Bioadhesive supramolecular polymer/hyaluronic acid hydrogel with zinc ion and dexamethasone slow release for diabetic wound healing.

Abstract

Diabetic patients often struggle with wound healing and are at higher risk of infections, necessitating the development of a stretchable, adhesive hydrogel dressing with antibacterial and angiogenesis-promoting properties. In this study, we synthesized a series of adhesive, antibacterial and anti-inflammatory hydrogels using free radical polymerization with materials including methacrylated hyaluronic acid (HAMA), N-[tris(hydroxymethyl)methyl]acrylamide (THMA), and 3-(bis(pyridin-2-ylmethyl)amino)propyl methacrylate (DPAMA). By leveraging the strong affinity of zinc(II)-dipicolylamine coordination complexes for the phosphorylated groups in dexamethasone sodium phosphate (DMSP), Zn²⁺ and DMSP were successfully incorporated into the hydrogel. The results demonstrated that the hydrogels possessed excellent adhesiveness and mechanical properties, enabling them to adhere closely to the skin while remaining easily removable without causing trauma.
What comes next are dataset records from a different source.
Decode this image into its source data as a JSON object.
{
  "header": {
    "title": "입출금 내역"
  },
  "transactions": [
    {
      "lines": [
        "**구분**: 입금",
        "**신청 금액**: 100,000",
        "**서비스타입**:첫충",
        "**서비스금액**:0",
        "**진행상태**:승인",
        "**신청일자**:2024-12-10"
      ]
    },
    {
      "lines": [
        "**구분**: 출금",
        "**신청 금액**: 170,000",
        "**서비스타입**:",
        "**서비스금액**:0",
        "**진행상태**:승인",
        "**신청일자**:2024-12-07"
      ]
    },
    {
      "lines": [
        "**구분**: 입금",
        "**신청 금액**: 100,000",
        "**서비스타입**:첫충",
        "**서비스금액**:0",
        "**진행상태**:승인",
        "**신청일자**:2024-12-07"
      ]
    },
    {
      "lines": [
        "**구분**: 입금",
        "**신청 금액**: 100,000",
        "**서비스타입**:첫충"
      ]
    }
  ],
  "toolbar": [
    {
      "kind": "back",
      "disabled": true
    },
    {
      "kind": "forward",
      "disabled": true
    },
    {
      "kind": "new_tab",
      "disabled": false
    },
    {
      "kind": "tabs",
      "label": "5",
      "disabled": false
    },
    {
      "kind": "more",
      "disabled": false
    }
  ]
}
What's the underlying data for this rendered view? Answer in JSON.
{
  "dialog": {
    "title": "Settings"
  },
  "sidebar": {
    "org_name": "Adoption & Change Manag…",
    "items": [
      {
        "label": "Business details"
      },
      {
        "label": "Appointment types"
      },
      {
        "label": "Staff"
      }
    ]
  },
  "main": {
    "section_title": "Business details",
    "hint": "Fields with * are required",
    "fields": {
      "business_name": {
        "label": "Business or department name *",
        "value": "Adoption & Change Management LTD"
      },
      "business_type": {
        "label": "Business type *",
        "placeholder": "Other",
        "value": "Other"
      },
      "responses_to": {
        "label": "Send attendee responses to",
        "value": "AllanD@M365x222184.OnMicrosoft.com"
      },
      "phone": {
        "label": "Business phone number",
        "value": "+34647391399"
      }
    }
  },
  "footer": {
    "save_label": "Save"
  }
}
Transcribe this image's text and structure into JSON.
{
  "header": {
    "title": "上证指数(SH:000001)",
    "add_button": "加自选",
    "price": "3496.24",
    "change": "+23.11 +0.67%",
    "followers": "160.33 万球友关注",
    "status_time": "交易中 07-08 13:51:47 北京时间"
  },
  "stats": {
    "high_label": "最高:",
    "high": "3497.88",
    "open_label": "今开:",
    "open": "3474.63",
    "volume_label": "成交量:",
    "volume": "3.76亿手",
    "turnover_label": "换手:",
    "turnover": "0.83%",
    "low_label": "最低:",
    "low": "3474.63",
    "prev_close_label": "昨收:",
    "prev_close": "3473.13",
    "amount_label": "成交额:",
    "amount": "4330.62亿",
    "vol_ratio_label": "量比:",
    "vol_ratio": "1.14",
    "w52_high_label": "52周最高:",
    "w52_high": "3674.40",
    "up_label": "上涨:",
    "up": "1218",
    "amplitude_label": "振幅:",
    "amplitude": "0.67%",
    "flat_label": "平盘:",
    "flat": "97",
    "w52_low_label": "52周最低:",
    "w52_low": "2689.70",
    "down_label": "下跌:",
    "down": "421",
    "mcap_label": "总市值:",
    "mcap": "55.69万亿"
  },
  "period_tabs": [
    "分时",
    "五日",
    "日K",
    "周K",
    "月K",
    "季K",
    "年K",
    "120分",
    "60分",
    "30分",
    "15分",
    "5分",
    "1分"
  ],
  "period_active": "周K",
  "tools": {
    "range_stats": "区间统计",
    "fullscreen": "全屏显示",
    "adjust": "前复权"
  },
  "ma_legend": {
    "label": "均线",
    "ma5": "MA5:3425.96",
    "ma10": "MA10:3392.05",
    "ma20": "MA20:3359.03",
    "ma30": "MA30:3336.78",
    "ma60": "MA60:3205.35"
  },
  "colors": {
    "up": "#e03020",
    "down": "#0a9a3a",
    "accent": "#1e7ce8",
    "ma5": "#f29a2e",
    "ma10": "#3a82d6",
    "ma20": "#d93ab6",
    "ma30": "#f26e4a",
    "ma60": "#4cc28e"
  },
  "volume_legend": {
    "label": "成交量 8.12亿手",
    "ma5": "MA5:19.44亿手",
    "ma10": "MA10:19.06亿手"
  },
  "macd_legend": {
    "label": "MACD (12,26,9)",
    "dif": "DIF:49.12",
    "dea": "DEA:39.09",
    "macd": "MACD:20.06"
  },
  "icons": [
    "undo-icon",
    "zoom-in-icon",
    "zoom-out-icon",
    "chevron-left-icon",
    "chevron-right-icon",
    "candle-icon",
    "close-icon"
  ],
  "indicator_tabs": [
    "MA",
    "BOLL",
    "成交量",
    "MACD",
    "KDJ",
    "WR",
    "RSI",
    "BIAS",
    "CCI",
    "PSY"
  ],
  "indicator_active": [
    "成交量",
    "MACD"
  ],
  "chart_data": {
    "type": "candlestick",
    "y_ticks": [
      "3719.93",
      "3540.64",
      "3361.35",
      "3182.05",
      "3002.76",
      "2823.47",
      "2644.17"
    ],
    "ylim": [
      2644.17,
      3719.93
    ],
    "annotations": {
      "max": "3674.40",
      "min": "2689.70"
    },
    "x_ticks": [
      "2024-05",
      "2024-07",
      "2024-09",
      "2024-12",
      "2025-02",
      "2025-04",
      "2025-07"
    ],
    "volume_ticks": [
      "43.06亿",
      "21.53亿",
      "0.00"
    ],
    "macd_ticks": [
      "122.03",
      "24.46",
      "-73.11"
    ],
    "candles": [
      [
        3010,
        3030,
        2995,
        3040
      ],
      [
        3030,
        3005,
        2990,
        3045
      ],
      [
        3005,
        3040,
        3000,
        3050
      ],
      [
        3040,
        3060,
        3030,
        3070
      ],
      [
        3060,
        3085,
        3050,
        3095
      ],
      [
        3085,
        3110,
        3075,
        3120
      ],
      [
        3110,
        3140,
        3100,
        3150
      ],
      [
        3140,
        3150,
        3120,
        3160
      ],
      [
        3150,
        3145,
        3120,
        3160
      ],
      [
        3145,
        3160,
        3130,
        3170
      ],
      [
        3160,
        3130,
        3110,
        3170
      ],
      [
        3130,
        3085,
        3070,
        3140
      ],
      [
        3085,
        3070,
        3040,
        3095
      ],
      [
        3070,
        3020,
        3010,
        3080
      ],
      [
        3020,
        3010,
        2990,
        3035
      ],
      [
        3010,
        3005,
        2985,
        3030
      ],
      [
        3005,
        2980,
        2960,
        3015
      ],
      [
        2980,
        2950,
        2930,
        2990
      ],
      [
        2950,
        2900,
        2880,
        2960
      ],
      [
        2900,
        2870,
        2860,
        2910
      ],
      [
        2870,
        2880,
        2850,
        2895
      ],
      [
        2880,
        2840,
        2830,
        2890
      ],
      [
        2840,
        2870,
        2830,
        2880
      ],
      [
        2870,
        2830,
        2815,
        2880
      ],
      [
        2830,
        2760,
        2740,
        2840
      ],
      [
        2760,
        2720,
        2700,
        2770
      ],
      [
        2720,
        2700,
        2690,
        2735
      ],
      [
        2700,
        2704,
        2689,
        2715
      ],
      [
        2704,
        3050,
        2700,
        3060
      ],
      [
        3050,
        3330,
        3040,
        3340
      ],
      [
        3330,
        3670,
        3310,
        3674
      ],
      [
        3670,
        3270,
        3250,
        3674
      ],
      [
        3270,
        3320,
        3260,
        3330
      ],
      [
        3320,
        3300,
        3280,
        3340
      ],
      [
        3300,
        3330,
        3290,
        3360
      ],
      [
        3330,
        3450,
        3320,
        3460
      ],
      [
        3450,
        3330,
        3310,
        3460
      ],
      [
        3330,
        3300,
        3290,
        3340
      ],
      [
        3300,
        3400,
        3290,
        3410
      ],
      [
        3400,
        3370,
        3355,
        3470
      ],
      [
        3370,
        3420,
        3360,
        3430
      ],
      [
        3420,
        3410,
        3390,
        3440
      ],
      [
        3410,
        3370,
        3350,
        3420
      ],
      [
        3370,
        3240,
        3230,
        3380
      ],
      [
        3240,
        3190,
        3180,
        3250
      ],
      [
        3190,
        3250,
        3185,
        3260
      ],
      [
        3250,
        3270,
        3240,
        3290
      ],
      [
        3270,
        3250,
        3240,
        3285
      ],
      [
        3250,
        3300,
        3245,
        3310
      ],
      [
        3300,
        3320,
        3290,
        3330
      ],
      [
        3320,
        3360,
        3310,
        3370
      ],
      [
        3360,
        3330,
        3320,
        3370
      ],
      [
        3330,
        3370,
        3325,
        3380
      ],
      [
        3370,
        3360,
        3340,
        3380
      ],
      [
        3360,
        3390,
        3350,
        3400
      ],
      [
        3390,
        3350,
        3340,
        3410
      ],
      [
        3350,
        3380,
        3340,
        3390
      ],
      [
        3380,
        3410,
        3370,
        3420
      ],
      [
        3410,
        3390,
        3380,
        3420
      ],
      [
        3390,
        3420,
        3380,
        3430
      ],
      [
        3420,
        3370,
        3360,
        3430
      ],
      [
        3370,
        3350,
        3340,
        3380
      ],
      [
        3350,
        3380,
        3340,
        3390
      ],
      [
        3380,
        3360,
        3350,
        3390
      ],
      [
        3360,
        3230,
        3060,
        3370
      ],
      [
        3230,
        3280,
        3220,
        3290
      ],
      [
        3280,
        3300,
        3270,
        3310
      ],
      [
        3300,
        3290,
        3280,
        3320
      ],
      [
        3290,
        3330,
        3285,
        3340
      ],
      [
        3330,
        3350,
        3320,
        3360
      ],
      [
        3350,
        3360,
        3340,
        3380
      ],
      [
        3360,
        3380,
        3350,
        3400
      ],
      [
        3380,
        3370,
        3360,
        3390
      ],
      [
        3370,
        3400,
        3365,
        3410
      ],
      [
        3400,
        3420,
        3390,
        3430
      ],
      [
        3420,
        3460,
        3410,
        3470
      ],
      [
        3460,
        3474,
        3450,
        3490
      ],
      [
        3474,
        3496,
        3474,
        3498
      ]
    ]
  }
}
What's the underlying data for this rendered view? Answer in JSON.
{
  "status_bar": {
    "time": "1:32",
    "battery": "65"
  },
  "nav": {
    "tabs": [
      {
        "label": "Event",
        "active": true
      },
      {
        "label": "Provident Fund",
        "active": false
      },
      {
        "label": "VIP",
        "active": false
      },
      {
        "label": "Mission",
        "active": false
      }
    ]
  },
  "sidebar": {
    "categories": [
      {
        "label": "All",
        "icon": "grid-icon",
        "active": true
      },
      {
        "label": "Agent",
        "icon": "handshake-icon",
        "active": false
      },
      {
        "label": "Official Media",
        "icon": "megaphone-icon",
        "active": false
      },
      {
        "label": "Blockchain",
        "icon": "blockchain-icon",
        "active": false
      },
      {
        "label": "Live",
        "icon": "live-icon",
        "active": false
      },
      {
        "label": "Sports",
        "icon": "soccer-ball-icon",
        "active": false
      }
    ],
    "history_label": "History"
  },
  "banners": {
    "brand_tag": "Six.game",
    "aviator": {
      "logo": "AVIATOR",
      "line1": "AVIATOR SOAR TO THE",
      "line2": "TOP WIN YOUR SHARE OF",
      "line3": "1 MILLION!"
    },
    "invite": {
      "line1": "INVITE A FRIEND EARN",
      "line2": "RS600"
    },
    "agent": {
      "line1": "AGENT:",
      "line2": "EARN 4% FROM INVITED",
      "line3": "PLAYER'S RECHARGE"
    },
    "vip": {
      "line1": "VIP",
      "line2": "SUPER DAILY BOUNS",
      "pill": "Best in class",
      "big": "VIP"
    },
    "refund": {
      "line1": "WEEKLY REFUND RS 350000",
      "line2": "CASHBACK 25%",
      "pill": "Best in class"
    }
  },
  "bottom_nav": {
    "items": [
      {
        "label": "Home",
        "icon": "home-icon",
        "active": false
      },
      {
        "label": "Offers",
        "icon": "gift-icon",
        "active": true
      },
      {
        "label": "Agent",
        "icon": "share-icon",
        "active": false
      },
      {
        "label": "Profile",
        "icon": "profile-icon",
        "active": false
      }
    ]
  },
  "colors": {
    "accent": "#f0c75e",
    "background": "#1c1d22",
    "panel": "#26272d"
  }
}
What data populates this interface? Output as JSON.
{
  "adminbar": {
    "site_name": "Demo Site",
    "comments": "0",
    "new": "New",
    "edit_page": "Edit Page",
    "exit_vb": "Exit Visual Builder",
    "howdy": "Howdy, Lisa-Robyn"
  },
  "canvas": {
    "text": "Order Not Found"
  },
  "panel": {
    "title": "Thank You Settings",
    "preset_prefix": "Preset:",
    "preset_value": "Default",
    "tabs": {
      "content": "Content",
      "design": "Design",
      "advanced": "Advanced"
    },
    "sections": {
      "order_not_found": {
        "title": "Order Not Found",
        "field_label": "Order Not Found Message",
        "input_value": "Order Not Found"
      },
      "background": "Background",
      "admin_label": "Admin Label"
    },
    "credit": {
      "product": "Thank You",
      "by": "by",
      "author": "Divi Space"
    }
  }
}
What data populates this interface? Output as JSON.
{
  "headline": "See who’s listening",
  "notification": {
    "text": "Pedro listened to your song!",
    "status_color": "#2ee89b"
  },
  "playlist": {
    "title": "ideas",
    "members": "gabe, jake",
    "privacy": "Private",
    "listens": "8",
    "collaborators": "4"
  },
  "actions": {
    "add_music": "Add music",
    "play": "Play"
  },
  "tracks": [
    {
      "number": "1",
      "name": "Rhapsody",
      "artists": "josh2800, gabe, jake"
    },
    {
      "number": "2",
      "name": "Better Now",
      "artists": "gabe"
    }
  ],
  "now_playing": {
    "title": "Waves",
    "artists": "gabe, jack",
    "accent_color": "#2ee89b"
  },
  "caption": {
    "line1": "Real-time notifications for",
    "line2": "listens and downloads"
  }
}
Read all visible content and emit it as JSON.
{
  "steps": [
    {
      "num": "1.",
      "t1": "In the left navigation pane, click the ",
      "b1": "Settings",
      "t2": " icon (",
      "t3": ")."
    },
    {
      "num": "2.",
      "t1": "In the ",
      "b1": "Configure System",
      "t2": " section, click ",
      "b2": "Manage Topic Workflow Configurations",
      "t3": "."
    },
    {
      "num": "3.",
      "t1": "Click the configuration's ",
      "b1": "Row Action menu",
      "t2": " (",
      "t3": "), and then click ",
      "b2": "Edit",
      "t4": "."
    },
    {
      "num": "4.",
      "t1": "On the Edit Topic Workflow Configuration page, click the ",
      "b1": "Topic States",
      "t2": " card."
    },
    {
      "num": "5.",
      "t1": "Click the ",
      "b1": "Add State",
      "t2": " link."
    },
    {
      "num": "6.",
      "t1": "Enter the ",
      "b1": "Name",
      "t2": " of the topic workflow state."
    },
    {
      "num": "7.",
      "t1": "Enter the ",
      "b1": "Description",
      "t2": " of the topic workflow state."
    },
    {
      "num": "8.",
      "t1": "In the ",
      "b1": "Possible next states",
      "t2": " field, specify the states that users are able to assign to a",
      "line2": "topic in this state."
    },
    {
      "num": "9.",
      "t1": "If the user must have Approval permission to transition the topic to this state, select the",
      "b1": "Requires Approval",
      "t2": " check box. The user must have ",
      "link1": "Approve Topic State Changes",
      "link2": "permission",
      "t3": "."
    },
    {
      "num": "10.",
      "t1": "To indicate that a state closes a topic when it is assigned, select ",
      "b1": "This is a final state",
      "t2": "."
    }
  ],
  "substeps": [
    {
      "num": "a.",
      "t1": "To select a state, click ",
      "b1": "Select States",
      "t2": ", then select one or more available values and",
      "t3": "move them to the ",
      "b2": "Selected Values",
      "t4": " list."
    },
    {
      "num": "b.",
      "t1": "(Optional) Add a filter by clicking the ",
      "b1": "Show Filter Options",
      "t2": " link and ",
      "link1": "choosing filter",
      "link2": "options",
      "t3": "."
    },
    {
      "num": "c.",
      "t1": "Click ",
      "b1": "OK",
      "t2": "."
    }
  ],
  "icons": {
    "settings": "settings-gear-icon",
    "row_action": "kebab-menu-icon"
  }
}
Antibacterial tests demonstrated significant inhibitory effects against Escherichia coli (E. coli) and Staphylococcus aureus (S. aureus), attributed to the slow release of Zn²⁺, which effectively suppressed bacterial growth. Additionally, the slow release of DMSP provided strong anti-inflammatory effects. The DHTDZ2 hydrogel, containing 1.5 mg/mL Zn²⁺ and 4 mg/mL DMSP, significantly accelerated the healing of full-thickness skin wounds. In vitro angiogenesis, immunofluorescence, and immuno-histochemical results further confirmed that the DHTDZ2 hydrogel promoted angiogenesis and reduced the expression of pro-inflammatory factors. In summary, the hydrogel is an effective wound healing dressing that can reduce wound infections and inflammation.